Brussels, June 27, 2024

A fresh, stimulating and dynamic discussion on the future of the European Union (EU) was held yesterday at STAM Europa in Brussels. Organised by Stand Up for Europe in collaboration with the Intercultural Dialogue Platform and JEF Belgium, the event brought together newly elected Members of the European Parliament, political analysts, civil society representatives, and over 50 enthusiastic participants. The primary focus was on analysing the results of the recent 2024 European Parliament elections and their implications for the next five years, with a particular emphasis on youth priorities and expectations.

The event began with a warm welcome and introduction by Sebastian Berchesan, Executive Secretary at Stand Up for Europe, who also served as the evening’s moderator. Following a brief presentation of the speakers, Suzana Carp, European Climate and Energy Policy Specialist from the ECIT Foundation, took the floor. In her address, Ms. Carp underscored the urgent need for Europe to bolster its competitiveness, deepen its integration, and reaffirm its commitment to the Green Deal. She provided concrete examples, highlighting the necessity of investing in research and innovation to maintain a competitive edge and the importance of cohesive policies that strengthen EU integration. Among her suggestions were the creation of transnational lists and allowing citizens to vote for representatives beyond their own countries, thereby strengthening the EU identity of its citizens. Her insights set a robust foundation for the evening’s discussions, emphasising the critical role of sustainable development in Europe’s future.

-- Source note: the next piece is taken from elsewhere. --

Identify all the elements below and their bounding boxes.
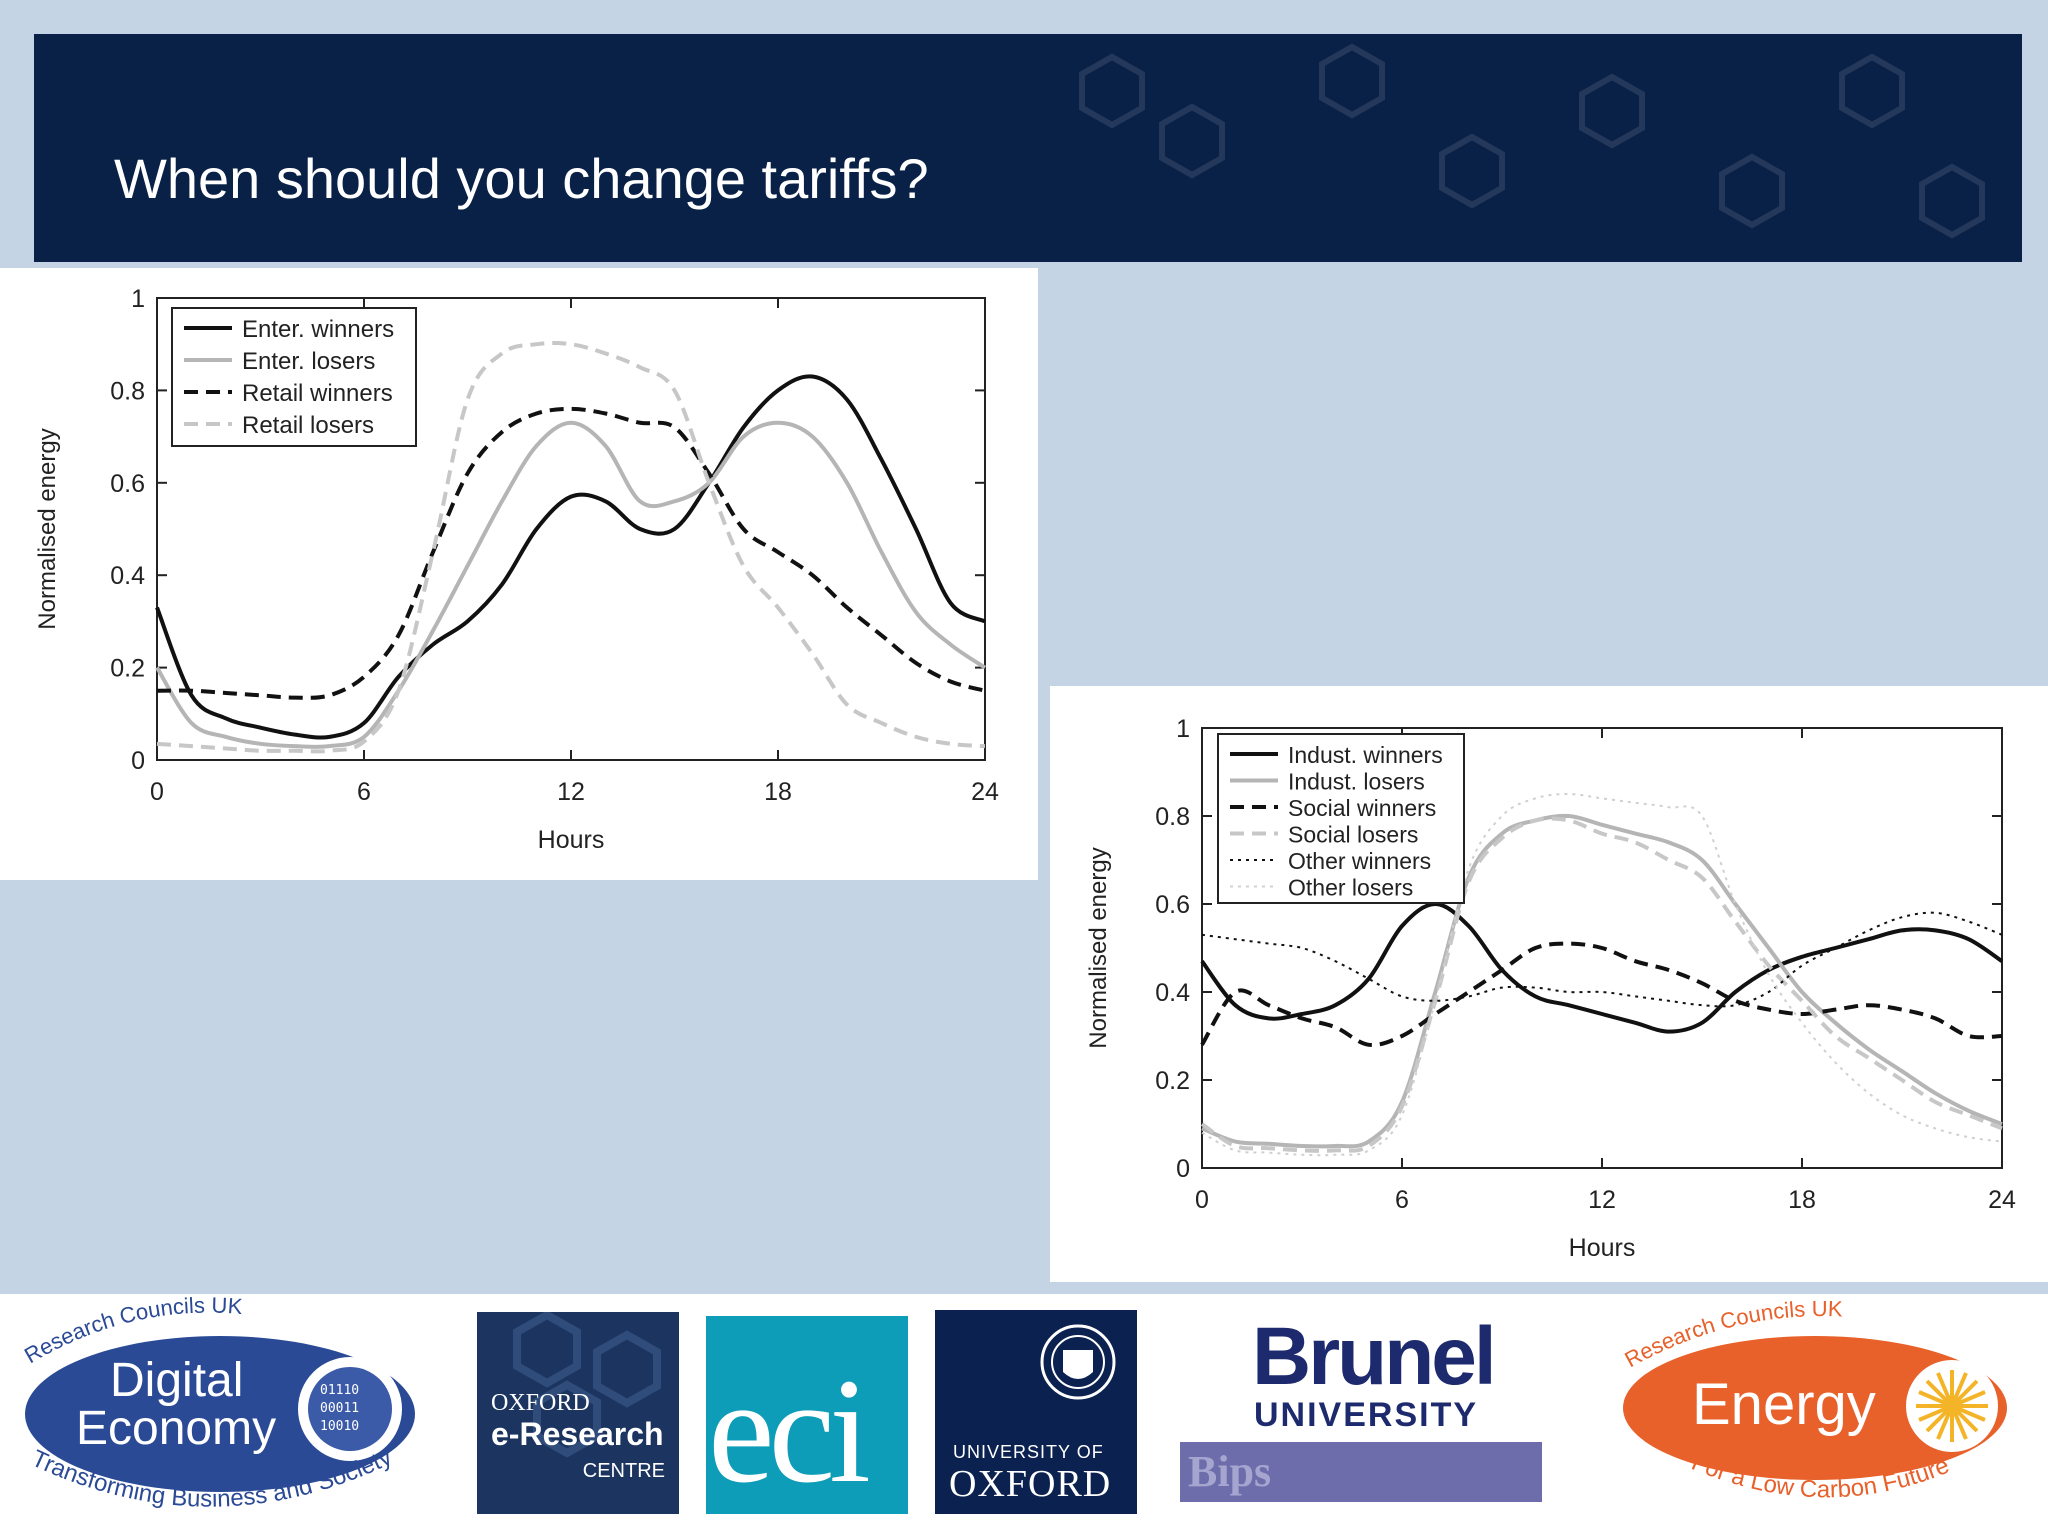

The second speaker, Anna Strolenberg, a newly elected 28-year-old MEP from the Netherlands representing the Greens, spoke passionately about her motivations for entering politics and her priorities as a young MEP. Ms. Strolenberg outlined several areas she aims to focus on during her current mandate, including asylum and migration, freedom of the press, agriculture, and youth engagement. Building on Suzana Carp’s reflections on enhanced EU integration, she emphasised the importance of deepening the integration process and adopting a more European perspective rather than a national one.

Ludmila Malai, Youth Activist and EU Project Manager at the Intercultural Dialogue Platform (IDP), presented the organisation’s position paper focusing on critical issues such as democracy and human rights, press freedom, civic engagement among youth, and intercultural dialogue. She reiterated the need for a vibrant democracy and continued efforts to preserve democracy in Europe through active citizen engagement. Malai stressed that human rights are non-negotiable and must be upheld under all circumstances, including for migrants and refugees. According to the IDP, while a clearly articulated common implementation plan is needed for the recently adopted Pact on Asylum and Migration, policymakers must strive for continuous amendments and improvements to the document. She also pointed to the need to vigorously defend press freedom, noting that the release of Julian Assange after a plea deal could set a dangerous precedent for investigative journalists.

As a youth activist, Malai argued that Europe should invest heavily in youth leadership programs, civic initiatives, and skill-building workshops to empower young people with the knowledge, confidence, and tools they need to become effective advocates and leaders, including political decision-makers. Finally, as a representative of the Intercultural Dialogue Platform, she highlighted the vital role of intercultural dialogue in addressing rising polarisation in Europe and building more cohesive societies.

Following the presentation of the position paper, panellists and participants engaged in a lively discussion with numerous comments and questions. Anna Strolenberg expressed her openness to receiving concrete ideas and proposals, particularly concerning youth issues, and declared her commitment to making a significant impact during her mandate. Referring to the pillar of democracy, she underlined the need to follow up on the results of the Conference on the Future of Europe and other participatory and deliberative practices with citizens, making sure that such practices, instead of bringing citizens closer to policymakers, do not alienate them further in case of failure to translate citizens’ recommendations into real policies. 

After a series of questions and interesting reflections from the audience, the panel continued with an in-depth analysis of the election results per country by JEF Belgium representative Thomas De Cuyper, including voting trends, youth turnout and the wider implications for EU policies and governance.

The event concluded with a final round of questions from the audience, followed by an informal networking session where participants continued their discussions over drinks. This provided a valuable opportunity for young people, civil society representatives and speakers to connect and exchange ideas in a more relaxed setting.

The event successfully achieved its objective of fostering dialogue between experts, policymakers and young Europeans. The discussions at STAM Europa reiterated the importance of involving young people in shaping a resilient and forward-looking European Union and highlighted the collective commitment to ensure that young people’s voices are heard and considered in the EU’s policy-making processes.